The basic metadata collection (excluding audio feature metadata) contains over 12 million RDF triples concerning over 135,000 distinct performances and nearly 5,000 artists with at least one performance. The analysis feature data currently covers 300,000 individual tracks and comprises approx 1.1TB of (compressed) data.

4 Usage and Access

Audio feature extraction (and analysis) is resource-intensive. The original harmonised metadata proved invaluable in supporting the selection of “interesting” events to initially target. Our initial question was to consider how performances of songs might possibly change over time, thus we focused on artists with multiple events where particular songs or pieces have multiple performances. A workset was established using a SPARQL query against the catalogue metadata layer, selecting those artists in etree with more than 200 but less than 1,000 performances, constrained to those who performed at least one song title in more than 100 distinct performance recordingsFootnote 20.

Although this would have been possibly via queries over the original metadata, the SPARQL endpoint made it simple. As discussed in [12], the workflow for analysis involves retrieving audio from the Internet ArchiveFootnote 21 and running Python scripts built around the Sonic Annotator platform for audio feature extraction [4]. The computational results are themselves stored as an RDF blob (although this may not always be an appropriate format hence our treatment of the results as a blob) with the feature metadata and provenance information regarding the execution of the workflow added to our data set. This metadata again uses existing published vocabularies as described earlier (MO and PROV-O).

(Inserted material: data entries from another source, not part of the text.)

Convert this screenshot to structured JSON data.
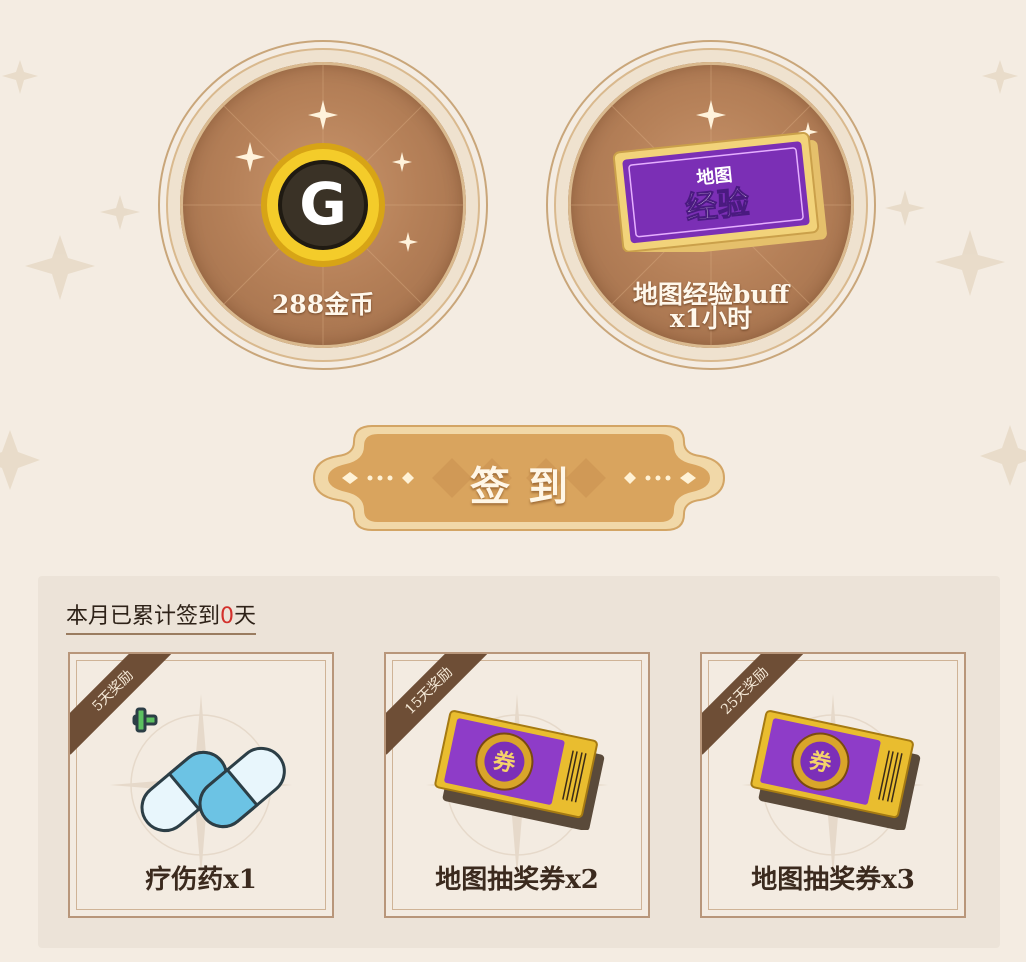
{
  "rewards": [
    {
      "label": "288金币",
      "icon": "gold-coin-icon",
      "coin_letter": "G"
    },
    {
      "label_line1": "地图经验buff",
      "label_line2": "x1小时",
      "icon": "map-exp-card-icon",
      "card_line1": "地图",
      "card_line2": "经验"
    }
  ],
  "checkin": {
    "label": "签到"
  },
  "monthly": {
    "prefix": "本月已累计签到",
    "count": "0",
    "suffix": "天",
    "cards": [
      {
        "badge": "5天奖励",
        "label": "疗伤药x1",
        "icon": "healing-pill-icon"
      },
      {
        "badge": "15天奖励",
        "label": "地图抽奖券x2",
        "icon": "lottery-ticket-icon",
        "ticket_char": "券"
      },
      {
        "badge": "25天奖励",
        "label": "地图抽奖券x3",
        "icon": "lottery-ticket-icon",
        "ticket_char": "券"
      }
    ]
  },
  "colors": {
    "background": "#f4ece2",
    "accent_count": "#d3302b",
    "button_gold": "#d9a45e",
    "ribbon": "#6e4e36",
    "exp_card_purple": "#7b2fb5"
  }
}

An investigation into “typicality” summarising feature value distributions within multi-performance, same-song collections is reported in [12]. Metadata from LMA and CALMA feature analysis (accessed via the data set) has also been used to develop an immersive experience through alignment and clustering of recordings [13]. Discussions are ongoing with the Internet Archive, with the hope that information may be re-ingested into the IA collections. We also believe that the metadata could support musicological analyses and new music discovery tools (e.g. MusicWeb [10]).

The collection can be accessed via two persistent URLs http://purl.org/etree and http://purl.org/calma. The PURLs resolve to resources that provide VoID metadata about the respective collections. The LMA metadata is accessible via a SPARQL endpoint and a browsable (pubby) front end is also provided. Currently, the CALMA metadata and feature extraction results are available via direct download. Metadata and analysis results are made available under Creative Commons CC0.

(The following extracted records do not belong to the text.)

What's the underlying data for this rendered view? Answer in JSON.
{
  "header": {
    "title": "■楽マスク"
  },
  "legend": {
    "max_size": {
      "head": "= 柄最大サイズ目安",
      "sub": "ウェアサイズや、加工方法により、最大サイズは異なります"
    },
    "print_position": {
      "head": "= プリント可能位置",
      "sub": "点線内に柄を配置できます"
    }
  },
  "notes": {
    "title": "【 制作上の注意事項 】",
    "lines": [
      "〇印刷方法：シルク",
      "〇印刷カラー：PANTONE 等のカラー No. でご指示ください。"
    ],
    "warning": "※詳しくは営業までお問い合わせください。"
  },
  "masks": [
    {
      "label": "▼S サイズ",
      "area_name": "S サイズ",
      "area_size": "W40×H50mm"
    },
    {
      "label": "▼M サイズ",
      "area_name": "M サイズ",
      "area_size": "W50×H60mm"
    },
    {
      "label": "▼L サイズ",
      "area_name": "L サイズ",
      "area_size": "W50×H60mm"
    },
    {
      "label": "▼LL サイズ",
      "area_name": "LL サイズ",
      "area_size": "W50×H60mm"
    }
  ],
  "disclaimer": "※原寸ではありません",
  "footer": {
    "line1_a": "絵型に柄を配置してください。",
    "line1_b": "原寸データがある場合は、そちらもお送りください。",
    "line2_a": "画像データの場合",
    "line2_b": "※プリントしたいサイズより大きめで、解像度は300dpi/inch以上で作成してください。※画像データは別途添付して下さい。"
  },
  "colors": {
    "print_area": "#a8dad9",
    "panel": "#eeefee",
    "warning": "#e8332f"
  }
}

The data in LMA is largely static, in that the audio and metadata are not usually edited once they have been deposited. Annotations may be added – for example alignments to other data sources – but as these use the layered approach described here, this is additive. Thus, to date, we have not been troubled with issues relating to versioning. Update of our translated resource is not, as yet, automated – the LMA is updated with additional recordings daily. The workflow supporting inclusion of additional performances into the collection is clear, however, and for the purposes of many investigations, historical recordings are sufficient.

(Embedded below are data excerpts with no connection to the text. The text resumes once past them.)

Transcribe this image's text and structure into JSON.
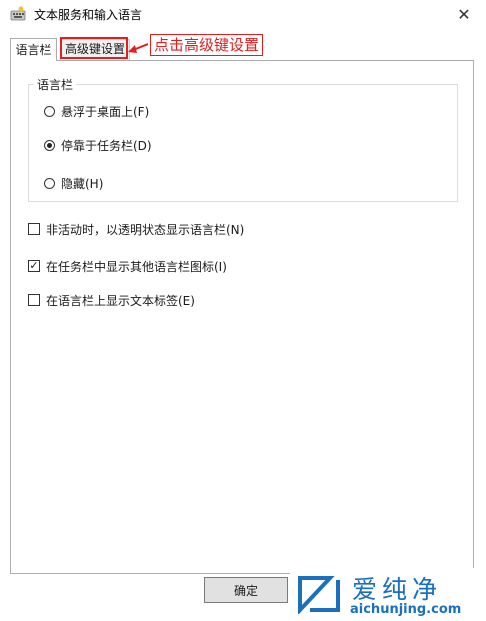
{
  "window": {
    "title": "文本服务和输入语言"
  },
  "tabs": {
    "language_bar": "语言栏",
    "advanced_keys": "高级键设置"
  },
  "annotation": {
    "text": "点击高级键设置"
  },
  "group": {
    "legend": "语言栏",
    "options": [
      {
        "label": "悬浮于桌面上(F)",
        "checked": false
      },
      {
        "label": "停靠于任务栏(D)",
        "checked": true
      },
      {
        "label": "隐藏(H)",
        "checked": false
      }
    ]
  },
  "checkboxes": [
    {
      "label": "非活动时，以透明状态显示语言栏(N)",
      "checked": false
    },
    {
      "label": "在任务栏中显示其他语言栏图标(I)",
      "checked": true
    },
    {
      "label": "在语言栏上显示文本标签(E)",
      "checked": false
    }
  ],
  "buttons": {
    "ok": "确定"
  },
  "watermark": {
    "cn": "爱纯净",
    "url": "aichunjing.com"
  },
  "colors": {
    "annotation": "#e02020",
    "watermark": "#1a6fbf"
  }
}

5 Conclusions and Future Work

We have presented a layered digital library providing multimedia access to audio, user-provided metadata, and audio-derived feature metadata of the Live Music Archive, in turn allowing novel exploratory analyses across and within its layers. The dataset provides access to a large open data collection in the Digital Humanities, supporting musicological scholarship at scale, and representing an augmentation and enrichment of a valuable public resource for fans and listeners. We also envisage applications that go beyond musicological analyses and support further services that are built on such “enhanced archives”.